The primary has been almost overlooked with the much larger cache of delegates up for grabs on primaries Tuesday in a handful of states, including California.
But the close race in California, the aggressive push Bernie Sanders has been making in Puerto Rico and Puerto Rican’s exhaustion from the island’s economic crisis are drawing much more attention to the elections.
Related: Hispanic Caucus Wrestles with Puerto Rico's Bill's Shortcomings
“There rarely is attention to the primaries in Puerto Rico and most of the time they are not held on the same days as the Puerto Rico primaries,” said Federico de Jesus, principal at FDJ Solutions.
Clinton, who has a long history in Puerto Rico was the victor on the island in 2008 against Barack Obama.
On Saturday, 60 delegates are at stake and frontrunner Hillary Clinton is widely expected to win.

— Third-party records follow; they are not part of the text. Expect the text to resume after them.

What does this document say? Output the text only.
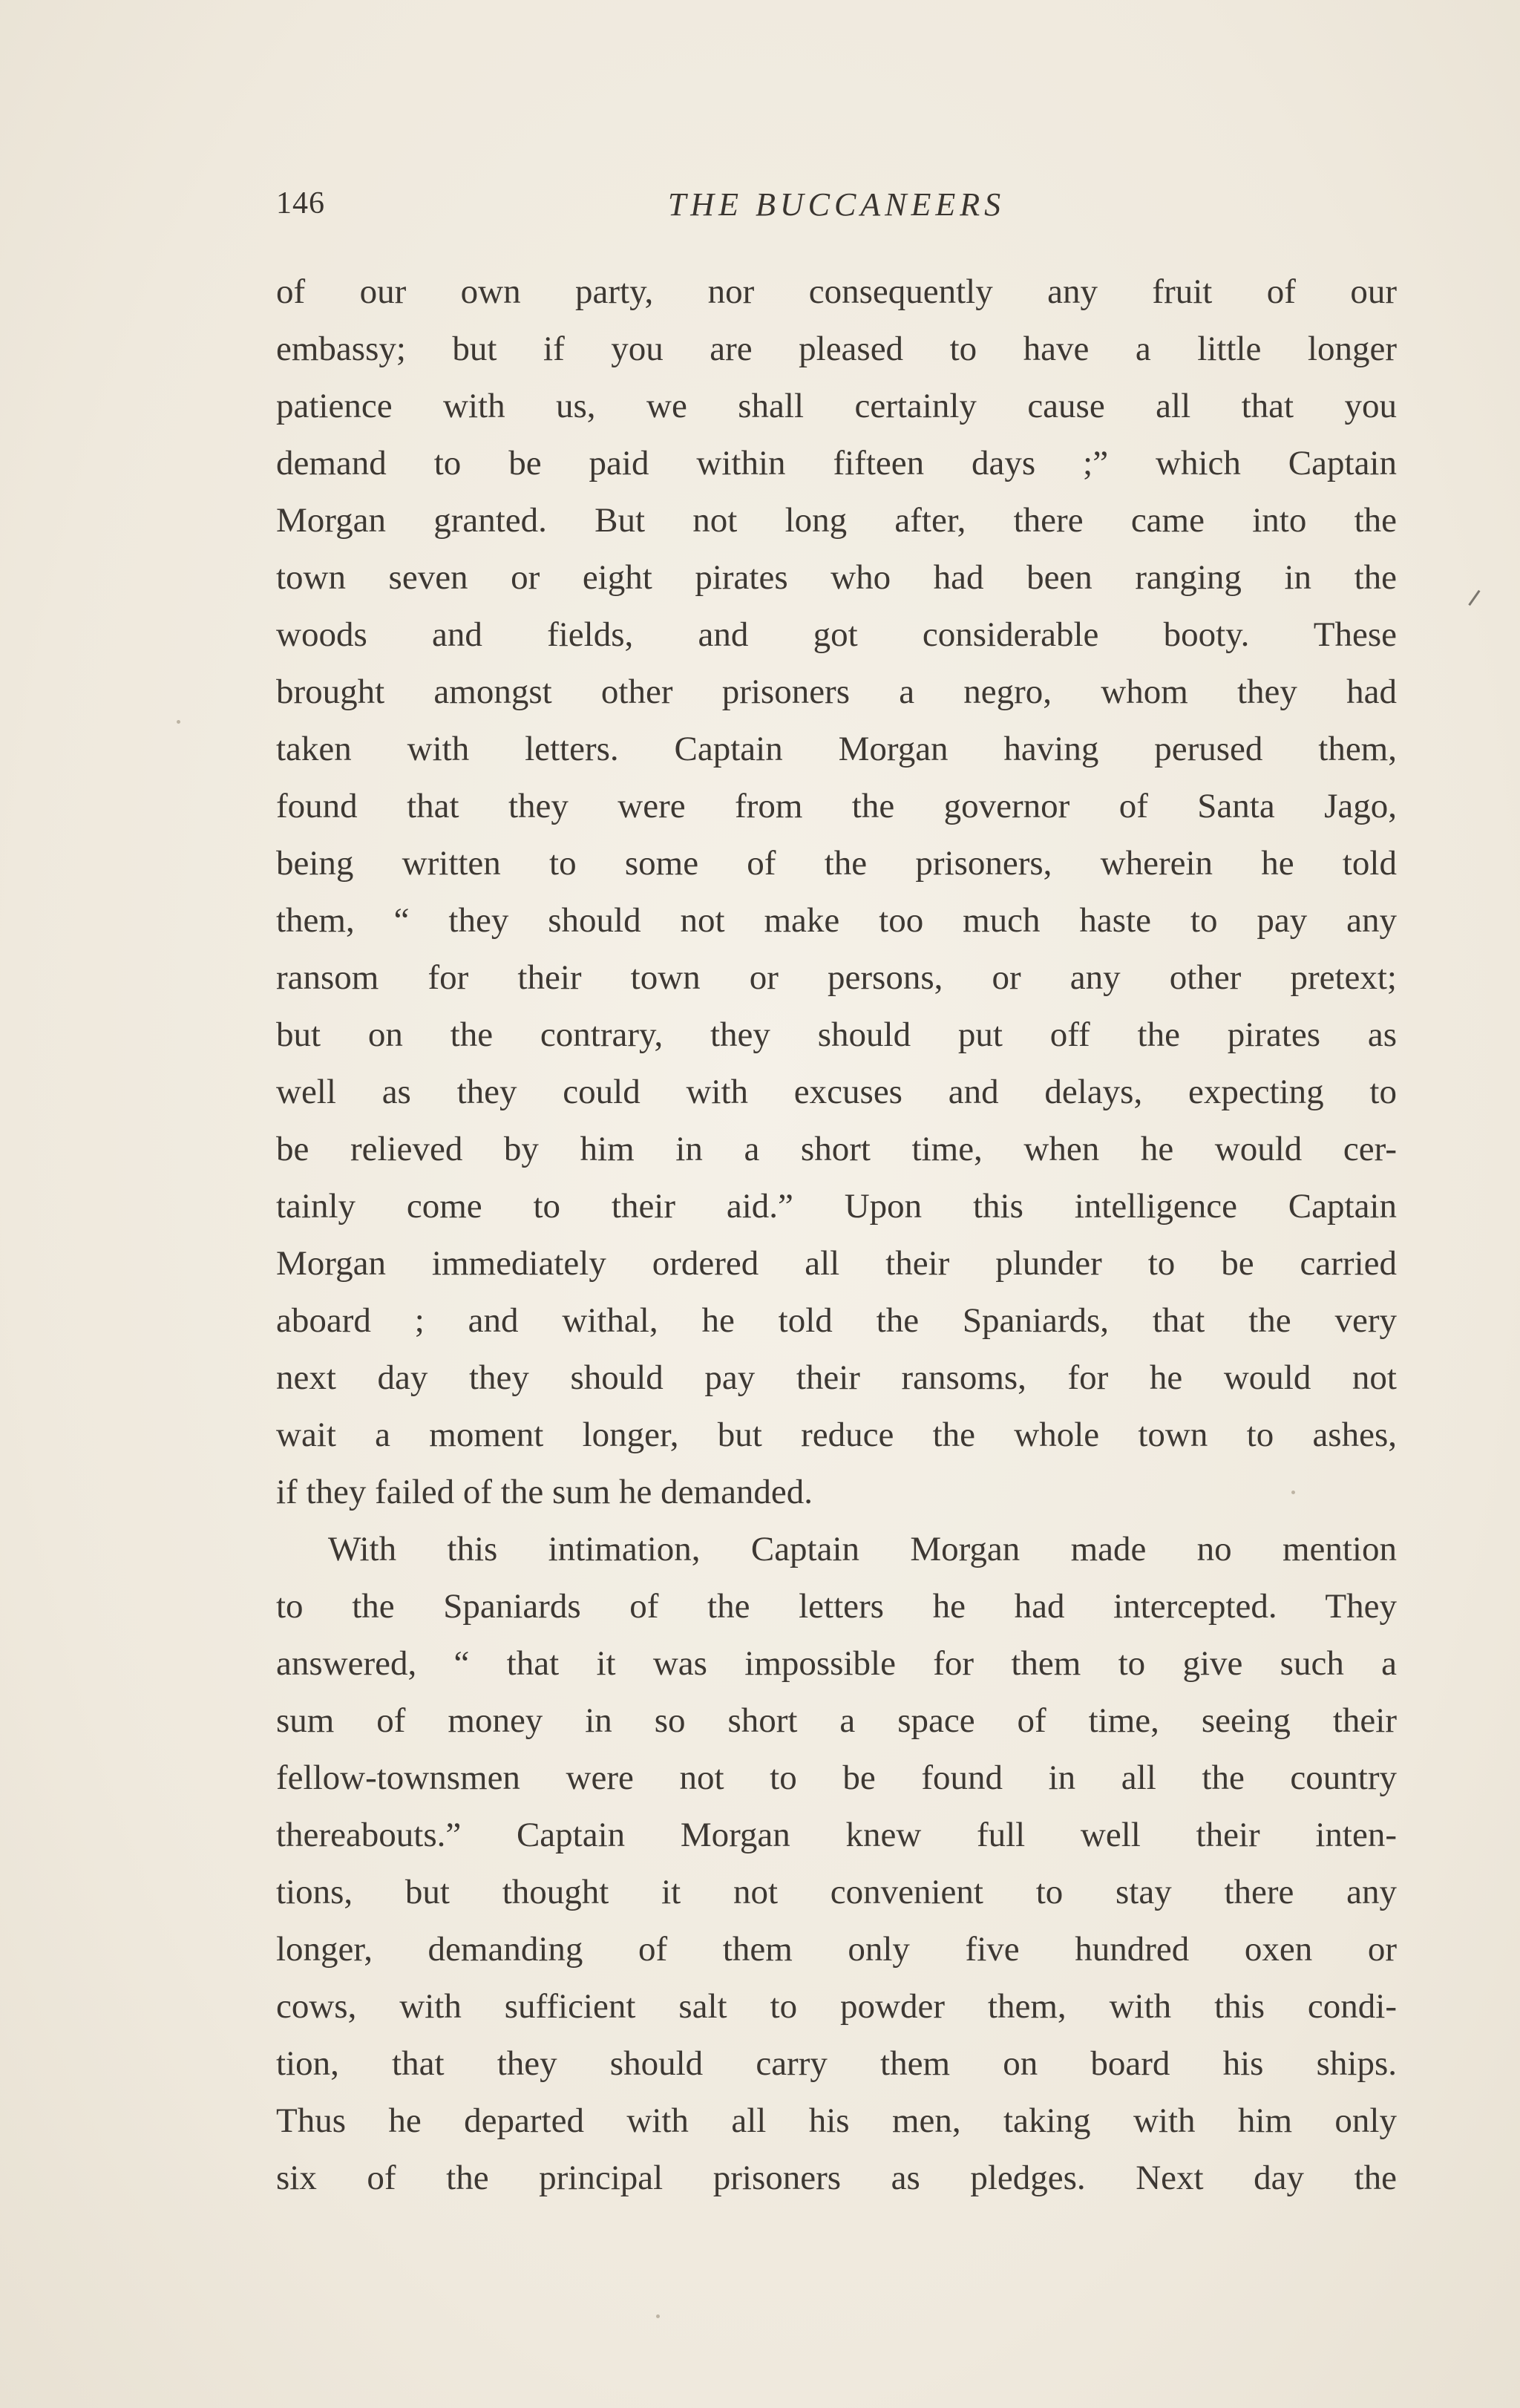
146	THE BUCCANEERS
of our own party, nor consequently any fruit of our
embassy; but if you are pleased to have a little longer
patience with us, we shall certainly cause all that you
demand to be paid within fifteen days ;” which Captain
Morgan granted. But not long after, there came into the
town seven or eight pirates who had been ranging in the
woods and fields, and got considerable booty. These
brought amongst other prisoners a negro, whom they had
taken with letters. Captain Morgan having perused them,
found that they were from the governor of Santa Jago,
being written to some of the prisoners, wherein he told
them, “ they should not make too much haste to pay any
ransom for their town or persons, or any other pretext;
but on the contrary, they should put off the pirates as
well as they could with excuses and delays, expecting to
be relieved by him in a short time, when he would cer-
tainly come to their aid.” Upon this intelligence Captain
Morgan immediately ordered all their plunder to be carried
aboard ; and withal, he told the Spaniards, that the very
next day they should pay their ransoms, for he would not
wait a moment longer, but reduce the whole town to ashes,
if they failed of the sum he demanded.
With this intimation, Captain Morgan made no mention
to the Spaniards of the letters he had intercepted. They
answered, “ that it was impossible for them to give such a
sum of money in so short a space of time, seeing their
fellow-townsmen were not to be found in all the country
thereabouts.” Captain Morgan knew full well their inten-
tions, but thought it not convenient to stay there any
longer, demanding of them only five hundred oxen or
cows, with sufficient salt to powder them, with this condi-
tion, that they should carry them on board his ships.
Thus he departed with all his men, taking with him only
six of the principal prisoners as pledges. Next day the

What many watching will want to know is by how much? Whatever number of delegates she picks up in the race will put her that much closer to the 2,383 overall delegate goal that is within her grasp.
The island’s governor, Alejandro García Padilla, endorsed her earlier on Wednesday. He is not running for re-election.
“I think Hillary has the odds to win, but Bernie has definitely been very aggressive on his policy positions and on debt issues,” de Jesus said. “It’s not going to be a slam dunk, but I think she is going to win.”
Hoping to shore up his chances, Sanders said on Thursday he would introduce his own bill dealing with the Puerto Rico debt crisis, The Associated Press reported.
A House bill that has been approved by a U.S. House committee to deal with Puerto Rico’s financial crisis has drawn criticism, although it has won bipartisan and administrative support.
Related: Puerto Rico Bill Moves Forward; Bipartisan Compromise Holding
Clinton, like other Democratic supporters of the bill, has expressed concerns about parts of the bill, but wants to see it move forward to stop Puerto Rico’s problems from worsening.
Puerto Rico’s primary race for governor pits Resident Commissioner Pedro Pierluisi, the island’s representative in Congress against Ricky Rosselló, the son of former Puerto Rico Gov. Pedro Rosselló.
Pierluisi has been representing Puerto Rico in Congress since 2009 and served as its attorney general for three years.
He has dogged Congress for the past couple of years to take action to assist Puerto Rico and pushed his own legislation that would have allowed the territory to file for Chapter 9 bankruptcy, as cities like Detroit have done. The legislation stalled.
Rosselló is a scientist who has focused work on stem cell research. He also has been a political commentator and founded a political advocacy group.
The debt crisis also spills into their campaign because Pierluisi has backed the House committee bill, despite disagreeing with parts of it. He opposed earlier versions of the bill that Republicans withdrew because they could not get enough support for its approval.